Ils étaient en train de procéder à un grand ménage. Comme ils travaillaient tous les deux pendant la journée, les tâches domestiques passaient au second plan. Don époussetait le dessus de cheminée.

— Tu sais ce que j’aimerais ? dit-il d’un air distrait en regardant la litho d’Emily Carr accrochée au mur au-dessus. Un de ces grands écrans plats de soixante pouces. Tu ne crois pas que ça ferait beaucoup d’effet, juste là ? Je sais qu’ils coûtent encore une fortune, mais je suis sûr que les prix vont baisser.

Sarah s’occupait de rassembler les journaux éparpillés.
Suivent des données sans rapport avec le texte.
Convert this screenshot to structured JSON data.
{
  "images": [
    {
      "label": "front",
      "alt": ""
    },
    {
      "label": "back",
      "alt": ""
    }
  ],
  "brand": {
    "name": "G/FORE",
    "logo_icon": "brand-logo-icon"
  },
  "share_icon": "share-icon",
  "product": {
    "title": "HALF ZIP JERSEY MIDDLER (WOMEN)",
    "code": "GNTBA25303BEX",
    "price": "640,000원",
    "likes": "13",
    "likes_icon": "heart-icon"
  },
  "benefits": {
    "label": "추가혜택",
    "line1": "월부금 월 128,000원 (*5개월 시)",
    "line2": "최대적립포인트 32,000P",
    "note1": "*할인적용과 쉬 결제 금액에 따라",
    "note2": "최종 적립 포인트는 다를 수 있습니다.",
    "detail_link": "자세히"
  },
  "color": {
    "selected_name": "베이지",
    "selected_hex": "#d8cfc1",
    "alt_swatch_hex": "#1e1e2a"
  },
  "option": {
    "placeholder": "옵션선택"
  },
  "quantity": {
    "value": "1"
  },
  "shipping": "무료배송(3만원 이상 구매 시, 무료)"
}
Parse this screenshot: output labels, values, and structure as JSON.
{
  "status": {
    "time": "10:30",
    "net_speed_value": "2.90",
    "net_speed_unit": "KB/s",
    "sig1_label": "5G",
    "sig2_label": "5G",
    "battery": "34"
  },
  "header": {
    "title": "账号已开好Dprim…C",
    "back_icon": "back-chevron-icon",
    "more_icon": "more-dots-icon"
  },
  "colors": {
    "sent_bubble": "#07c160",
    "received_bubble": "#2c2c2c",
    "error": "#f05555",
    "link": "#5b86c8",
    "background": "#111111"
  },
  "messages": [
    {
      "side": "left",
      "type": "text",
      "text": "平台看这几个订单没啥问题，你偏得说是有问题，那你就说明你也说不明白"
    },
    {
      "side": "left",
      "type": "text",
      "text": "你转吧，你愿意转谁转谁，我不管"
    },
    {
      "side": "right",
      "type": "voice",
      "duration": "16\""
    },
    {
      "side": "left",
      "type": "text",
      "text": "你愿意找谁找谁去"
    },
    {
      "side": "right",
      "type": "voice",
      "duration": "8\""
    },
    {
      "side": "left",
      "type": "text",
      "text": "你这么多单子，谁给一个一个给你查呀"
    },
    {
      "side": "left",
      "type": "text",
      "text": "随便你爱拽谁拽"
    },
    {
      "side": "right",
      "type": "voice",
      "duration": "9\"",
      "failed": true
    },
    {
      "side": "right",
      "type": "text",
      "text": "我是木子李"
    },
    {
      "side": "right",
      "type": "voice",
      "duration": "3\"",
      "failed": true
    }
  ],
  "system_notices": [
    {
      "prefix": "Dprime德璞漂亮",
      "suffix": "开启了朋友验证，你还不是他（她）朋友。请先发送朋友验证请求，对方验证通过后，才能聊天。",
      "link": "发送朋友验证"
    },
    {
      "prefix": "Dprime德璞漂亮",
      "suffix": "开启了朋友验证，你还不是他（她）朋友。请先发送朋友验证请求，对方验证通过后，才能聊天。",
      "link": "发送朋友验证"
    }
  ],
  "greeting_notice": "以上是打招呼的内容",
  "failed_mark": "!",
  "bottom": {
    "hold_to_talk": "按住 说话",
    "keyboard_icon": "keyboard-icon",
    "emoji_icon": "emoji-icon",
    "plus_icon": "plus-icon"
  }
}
— J’espère pour toi que tu seras encore là pour le voir.

— Bon, poursuivit-il, qu’est-ce que tu disais à propos du questionnaire ?

— Ah oui. Même si on voulait tricher en préparant toutes les réponses en comité, il y a certaines questions pour lesquelles, franchement, on ne sait pas quelle est la « bonne » réponse.

Il se baissa pour ramasser les mugs sales sur la table basse.

— Tu as un exemple ?

— Mettons la question trente et un. Tu es avec quelqu’un, et vous trouvez un objet qui n’a apparemment aucune valeur. Aucun de vous deux n’en a envie. Lequel de vous devrait le garder ?

Don s’arrêta pour réfléchir, deux mugs jaunes dans une main et un seul dans l’autre. À seize ans, Carl commençait à s’initier au café.

— Hmm… je ne sais pas. En fait, ça n’a pas d’importance, si ?

Sarah avait fini de rassembler les journaux, et elle alla les jeter dans la poubelle bleue de la cuisine.

— Qui sait ? lança-t-elle. Il y a forcément un aspect moral qui intéresse les Dracons, mais je ne connais personne qui ait réussi à voir ce que c’était.

Il la rejoignit dans la cuisine, rinça les mugs sous le robinet et les mit dans le lave-vaisselle.

— Peut-être qu’aucun des deux ne doit prendre l’objet. On se contente de le laisser là où il est, tu vois ?

— Oui, fit-elle, ce serait bien, mais ce n’est pas une des réponses prévues. Tu te souviens que ce sont essentiellement des questions à choix multiple.

Il était en train de ranger quelques assiettes dans le lave-vaisselle.

— Ah, honnêtement, je ne sais pas. Heu, l’autre type devrait le prendre parce que… parce que comme ça, je me montre généreux, tu comprends ?

— Mais il n’en veut pas, dit-elle.

— Mais ça pourrait prendre de la valeur un jour.

— Ou ça pourrait se révéler empoisonné, ou appartenir à quelqu’un qui sera furieux qu’on le lui ait pris, et qui va se venger sur celui qui l’a volé.

Il secoua la tête et mit une pastille détergente dans le compartiment.

— On n’a tout simplement pas assez d’informations.

— Les Dracons semblent considérer qu’il y a tout ce qu’il faut.

Il lança le programme et fit signe à Sarah de le suivre dehors. La machine était très bruyante.

— O.K., fit-il. Donc, même si on voulait truquer les réponses dans un sens qui nous soit favorable, c’est impossible parce qu’on ne sait pas comment faire dans tous les cas.

— C’est ça, dit Sarah. Et de toute façon, même quand on comprend bien la question, la réponse favorable pour nous n’est pas du tout évidente. Tu vois, certains de nos principes moraux sont rationnels, et d’autres sont basés sur les émotions – et il est difficile de dire ce que les extraterrestres préfèrent.